The unquiet Americans
Yee-haw! Tomorrow is American Independence Day, and the Light House cinema in Dublin is doing its bit to represent for the US of A by screening one of the finest cinematic creations ever to soar from the land of the free: Top Gun. The film is one of three showing this week (you’ve already missed Team America: World Police but there’s still time to catch Point Break), and the Gun is reputedly so American that if you cut it, it bleeds red, blue, stars and stripes. It is also the film that taught us that the the most manly of manly sports is beach volleyball. High five.

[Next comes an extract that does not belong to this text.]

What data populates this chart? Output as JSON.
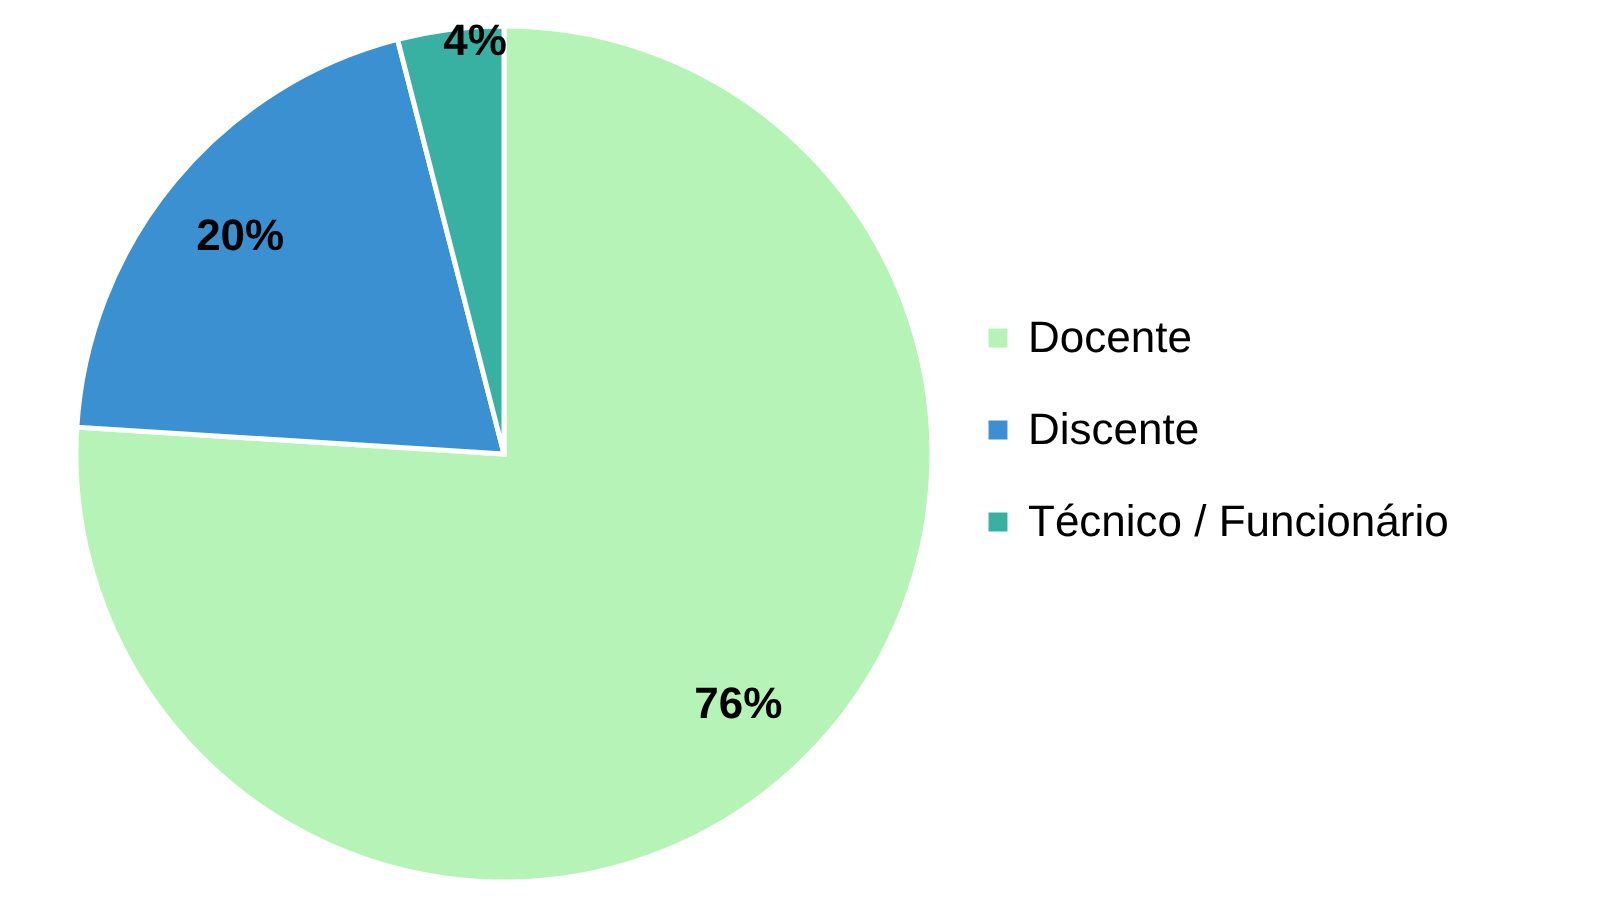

Lately, I’ve been given myself a higher than usual dose of American culture. I’m a late one to the party, admittedly, but is there a better American writer alive today than Don DeLillo? With Underworld, he’s currently climbing on to the same pedestal for me as James Ellroy (try American Tabloid for size if you haven’t already) and Raymond Chandler (start reading The Big Sleep and if you don’t immediately buy all his books, check for your pulse). I’m not convinced anyone can go toe to toe with Ernest Hemingway though.

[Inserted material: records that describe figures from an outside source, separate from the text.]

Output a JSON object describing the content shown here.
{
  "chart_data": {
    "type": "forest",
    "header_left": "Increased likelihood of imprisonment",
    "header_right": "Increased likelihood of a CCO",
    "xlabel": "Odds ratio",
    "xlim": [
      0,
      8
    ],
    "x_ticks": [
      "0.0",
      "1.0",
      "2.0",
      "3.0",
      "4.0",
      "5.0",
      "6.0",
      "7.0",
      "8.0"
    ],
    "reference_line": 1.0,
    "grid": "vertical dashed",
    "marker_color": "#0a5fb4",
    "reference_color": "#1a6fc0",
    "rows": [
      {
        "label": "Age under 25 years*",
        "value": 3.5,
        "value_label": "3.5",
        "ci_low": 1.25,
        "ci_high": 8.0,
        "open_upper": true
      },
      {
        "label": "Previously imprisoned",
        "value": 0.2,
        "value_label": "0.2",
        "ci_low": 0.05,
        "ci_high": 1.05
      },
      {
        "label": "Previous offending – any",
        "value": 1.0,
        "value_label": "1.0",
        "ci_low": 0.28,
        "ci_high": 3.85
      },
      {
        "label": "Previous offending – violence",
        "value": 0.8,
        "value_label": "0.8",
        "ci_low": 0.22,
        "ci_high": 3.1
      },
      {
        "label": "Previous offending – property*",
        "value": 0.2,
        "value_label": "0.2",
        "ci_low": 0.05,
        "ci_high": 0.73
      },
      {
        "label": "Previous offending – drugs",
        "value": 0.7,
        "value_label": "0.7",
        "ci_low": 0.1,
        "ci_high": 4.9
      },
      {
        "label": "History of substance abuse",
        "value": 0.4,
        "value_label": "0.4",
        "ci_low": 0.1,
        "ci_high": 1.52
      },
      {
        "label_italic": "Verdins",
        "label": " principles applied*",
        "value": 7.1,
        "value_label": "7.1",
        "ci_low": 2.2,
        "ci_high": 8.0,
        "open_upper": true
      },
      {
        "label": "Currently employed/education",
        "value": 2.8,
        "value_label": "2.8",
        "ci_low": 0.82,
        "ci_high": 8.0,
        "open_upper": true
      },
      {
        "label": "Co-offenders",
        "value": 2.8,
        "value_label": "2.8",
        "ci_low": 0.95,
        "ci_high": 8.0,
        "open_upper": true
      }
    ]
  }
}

I’m also late enough to the Western party, though Pat Garrett and Billy the Kid would probably rank top of the pile. What I find fascinating is that, although most people would maintain the genre had little more to say, recent additions to the oeuvre have proved just as good as the best of what’s gone before – True Grit, There Will Be Blood and Unforgiven are plenty comfortable at the table with The Searchers, The Wild Bunch and High Noon.
I was intrigued recently by one meaningless statistic that cropped up in one of Vanity Fair’s regular polls. It asked readers who they would most like to compose a new US anthem, from a shortlist of seven. Madonna got 5 per cent, Jay-Z clocked just 8, John Williams came in at 10 per cent and Bob Dylan racked up 11 per cent. Stevie Wonder got 18 per cent, but Dolly Parton showed all of them who was boss with 19 per cent. She wasn’t, though, to be this selection of the nation’s favourite. Unsurprisingly, 22 per cent opted for Bruce Springsteen to put words and music to what it means to be born in the USA, and it’s hard to think of another songwriter who has had such a consistently illuminating take on what it means to be American – although I think Steve Earle can give him a run for his money when he’s at the top of his game. And you’d never bet against Johnny Cash.
When it comes to photography, has anyone matched Ansel Adams’s work at capturing the American landscape? And when it comes to the individual, few people better framed the American outsider than Diane Arbus.
Ask what visual artists best encapsulate the US, and it’s probably modernists all the way: de Kooning, Pollock, and of course Warhol. For me, though, Mark Rothko’s bewildering work is one of the finest encapsulations of the sound and the fury, and the unknowable vastness of the US.